2° le populisme comme tendance vers le peuple, issue d'une personne, voire d'un groupement au sein de ce peuple ; ce populisme est un élan à la sincérité plus et moins douteuse, indépendamment de tout critère, encore qu'il puisse se fonder en populisme selon 1°. C'est-à-dire là, que Marine Le Pen n'est pas populiste : ses propositions, elle les avançait sur le mode du "le peuple dispose". Elle n'avait pas d'élan, mais comptait au contraire sur l'élan du peuple vers elle. De même, Jean-Luc Mélenchon : les deux sont dans ce respect du peuple ! (populisme 3°) ... Par contre, et de façon détonnante, c'est Macron, qui fut dans ce populisme-là. Populisme sans science ni conscience.
3° le populisme comme mouvance du peuple, fatalement issue du peuple, mais certainement aiguillonné - comme toute mouvance - par l'un(e) ou quelques un(e)s, en quête d'ailleurs de quelque cohérence (1°) voire de quelque représentant (2°). A partir de quoi, on voit bien que Marine Le Pen comptait sur un tel populisme - sans en être, comme ressortant des élites, mais escomptant en être démocratiquement élue sur la base de son populisme 1°. Jean-Luc Mélenchon, quant à lui, déploya toute sa rhétorique à l'entraînement fantastique d'un tel populisme, en s'en croyant : c'est la raison de ses belles prestations publiques, dans son héritage révolutionnaire au moins formel - il comptait sur quelque conscience de classe, indistinctement toutefois. Enfin Macron, quant à lui, avec En Marche, procéda du suscitement mélenchonien d'un tel populisme, tout en s'en tenant pourtant à sa posture sociologique, sur le modèle lepeniste.

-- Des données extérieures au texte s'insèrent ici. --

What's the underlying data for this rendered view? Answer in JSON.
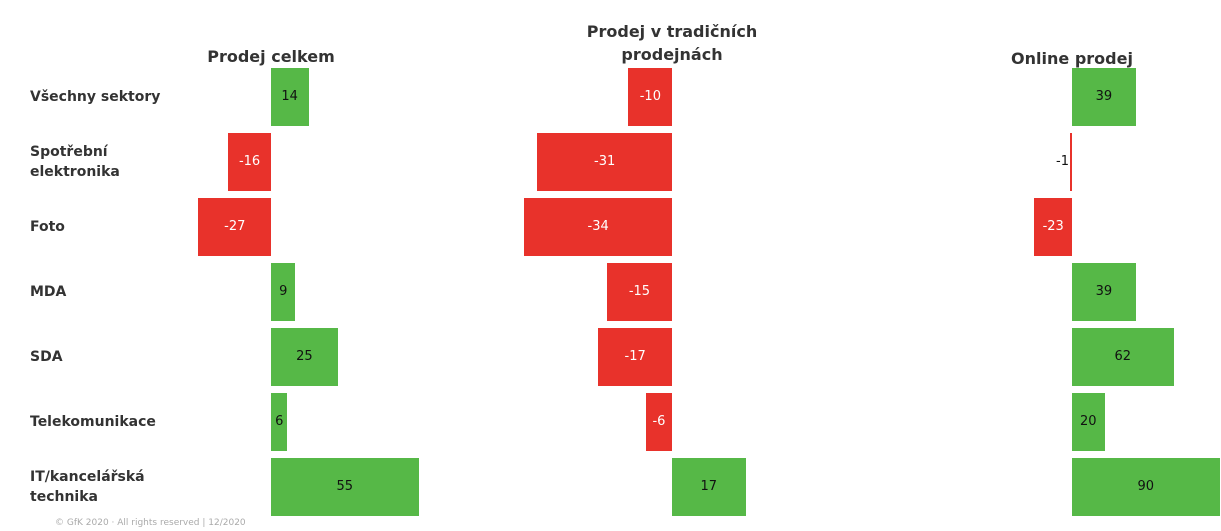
{
  "chart_data": {
    "type": "bar",
    "orientation": "horizontal",
    "categories": [
      "Všechny sektory",
      "Spotřební elektronika",
      "Foto",
      "MDA",
      "SDA",
      "Telekomunikace",
      "IT/kancelářská technika"
    ],
    "series": [
      {
        "name": "Prodej celkem",
        "values": [
          14,
          -16,
          -27,
          9,
          25,
          6,
          55
        ]
      },
      {
        "name": "Prodej v tradičních prodejnách",
        "values": [
          -10,
          -31,
          -34,
          -15,
          -17,
          -6,
          17
        ]
      },
      {
        "name": "Online prodej",
        "values": [
          39,
          -1,
          -23,
          39,
          62,
          20,
          90
        ]
      }
    ],
    "positive_color": "#56b847",
    "negative_color": "#e8322b",
    "footer": "© GfK 2020 · All rights reserved | 12/2020"
  }
}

Je n'ai cité nos trois candidats que pour illustrer mon propos, mais je m'étonne moi-même après réflexion, de constater l'hyper-populisme macronien - conjuguant les trois populismes, - tandis que Jean-Luc Mélenchon ou Marine Le Pen cumulent relativement 1° et 3°, à divers degrés. Ce qui ne signifie pas que le macronisme parfait la chose, mais simplement qu'il sait communicationnellement jouer des trois. Bref.

Néanmoins, donc, le populisme est conspué par nos mondes démocratiques, et cela me sidère quand on sait que tout le monde veut s'accorder devant cette définition que la démocratie est gouvernement du peuple, pour le peuple, par le peuple, de telle sorte qu'il soit permis de dire assez aisément que le démocratisme est onto- & phylo-génétiquement un populisme ! *Ptdr* ... Mais "les gens" de conspuer là le démagogisme, là le clientélisme, là le népotisme, là le favoristisme, là le victimisme, là l'électoralisme, etc. mais le démocratisme est onto- & phylo-génétiquement tout cela à la fois, comme populisme onto- & phylo-génétique ! *Ptdr* C'est-à-dire qu'on a des révolutions (d'Indépendance étasunienne, de Terreur française, etc.) qui sont des populismes 3°, se cherchant des populismes 1°, et finalement des populismes 2° ... à moins qu'un populiste 2° n'invente le populisme 1° suscitant le populisme 3° ... à moins qu'un populisme 1° n'enjouent des populistes 2° et 3° ...
Mais, au fait ! ... N'est-ce pas là tout ce qui fait le politique et ses forces en présence ? ses partis, ses partisans, ses penseurs, ses idéologues, ses luttes, ses combats, ses idéaux, ses incarnations, ses représentations, ses espérances, ses réalisations, ses promesses, ses prophètes, etc. ? *Choc* *Applause* *Lol* ... Bien sûr que si.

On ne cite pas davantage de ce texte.